После того как мы оба выпили, поток его речи полился дальше:
― Desunt [110], кого нет, а кого нет, нельзя спросить. Вот я и думаю, что вам нужно пропутешествовать со мной обратно в аббатство, которое, если идти по верной дороге, находится отсюда в двух часах ходьбы. Там вы будете безопасны от всякого преследования, contra hostium insidias [111]. Я приведу вас туда как музыку во плоти, и вы можете оставаться там сколько пожелаете или пока вы будете находить это удобным. Достопочтенный господин аббат позаботится обо всем необходимом для вас.
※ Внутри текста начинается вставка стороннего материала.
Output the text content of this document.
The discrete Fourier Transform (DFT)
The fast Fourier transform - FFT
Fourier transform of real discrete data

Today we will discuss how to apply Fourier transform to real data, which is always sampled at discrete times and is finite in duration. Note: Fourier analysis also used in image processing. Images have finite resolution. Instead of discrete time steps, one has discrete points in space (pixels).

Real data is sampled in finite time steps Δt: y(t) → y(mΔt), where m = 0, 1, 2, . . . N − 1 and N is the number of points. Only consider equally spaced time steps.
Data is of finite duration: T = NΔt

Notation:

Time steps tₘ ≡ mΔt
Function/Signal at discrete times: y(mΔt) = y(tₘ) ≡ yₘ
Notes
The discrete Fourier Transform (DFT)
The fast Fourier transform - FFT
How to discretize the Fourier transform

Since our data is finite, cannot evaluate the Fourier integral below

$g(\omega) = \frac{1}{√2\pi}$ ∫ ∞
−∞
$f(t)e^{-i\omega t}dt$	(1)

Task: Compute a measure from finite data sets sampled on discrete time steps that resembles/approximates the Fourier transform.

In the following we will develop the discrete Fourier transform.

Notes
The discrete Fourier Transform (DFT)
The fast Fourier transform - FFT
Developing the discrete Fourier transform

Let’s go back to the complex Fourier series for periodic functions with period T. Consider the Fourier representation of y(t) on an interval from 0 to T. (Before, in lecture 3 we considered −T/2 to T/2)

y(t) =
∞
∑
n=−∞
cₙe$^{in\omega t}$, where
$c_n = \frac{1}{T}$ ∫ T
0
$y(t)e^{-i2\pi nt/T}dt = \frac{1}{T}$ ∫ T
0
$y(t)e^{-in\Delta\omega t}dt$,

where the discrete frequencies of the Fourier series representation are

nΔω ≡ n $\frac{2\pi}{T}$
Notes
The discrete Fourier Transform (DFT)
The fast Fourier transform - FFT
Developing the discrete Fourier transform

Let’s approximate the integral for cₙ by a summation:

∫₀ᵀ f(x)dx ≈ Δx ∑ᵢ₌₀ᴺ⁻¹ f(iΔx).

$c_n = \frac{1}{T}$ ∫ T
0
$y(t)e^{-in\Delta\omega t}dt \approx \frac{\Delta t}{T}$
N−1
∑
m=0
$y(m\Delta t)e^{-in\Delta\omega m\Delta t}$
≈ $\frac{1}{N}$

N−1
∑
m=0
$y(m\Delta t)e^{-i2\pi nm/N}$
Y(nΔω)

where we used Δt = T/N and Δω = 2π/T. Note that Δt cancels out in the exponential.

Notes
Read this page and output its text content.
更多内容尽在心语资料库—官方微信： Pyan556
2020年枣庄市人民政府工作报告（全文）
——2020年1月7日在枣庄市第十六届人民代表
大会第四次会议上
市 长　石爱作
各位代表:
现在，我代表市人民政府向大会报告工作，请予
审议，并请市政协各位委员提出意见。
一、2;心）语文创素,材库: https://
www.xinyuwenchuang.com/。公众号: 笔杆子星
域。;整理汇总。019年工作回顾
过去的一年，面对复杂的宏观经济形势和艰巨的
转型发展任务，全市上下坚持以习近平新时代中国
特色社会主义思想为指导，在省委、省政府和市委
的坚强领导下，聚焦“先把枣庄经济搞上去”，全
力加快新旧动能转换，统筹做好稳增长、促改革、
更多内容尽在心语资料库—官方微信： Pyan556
Вы наденете самое тонкое белье и натянете на себя бенедиктинскую рясу, кстати, она будет вам очень к лицу. Но чтобы вы не походили в пути на раненого с картинки о милосердном самаритянине, напяльте на себя мою дорожную шляпу, я же покрою свою лысину капюшоном. Bibendum quid, дражайший!
С этими словами он снова опорожнил кубок, выполоскал его в ручье, быстро уложил все в свою дорожную сумку, нахлобучил мне на лоб свою шляпу и весело воскликнул:
― Капельмейстер, спешить нам надобности нет, и ежели мы побредем с вами вразвалочку, все же доберемся как раз, когда зазвонят «Ad conventum conventuales» [112], то есть когда его преподобие садятся за стол.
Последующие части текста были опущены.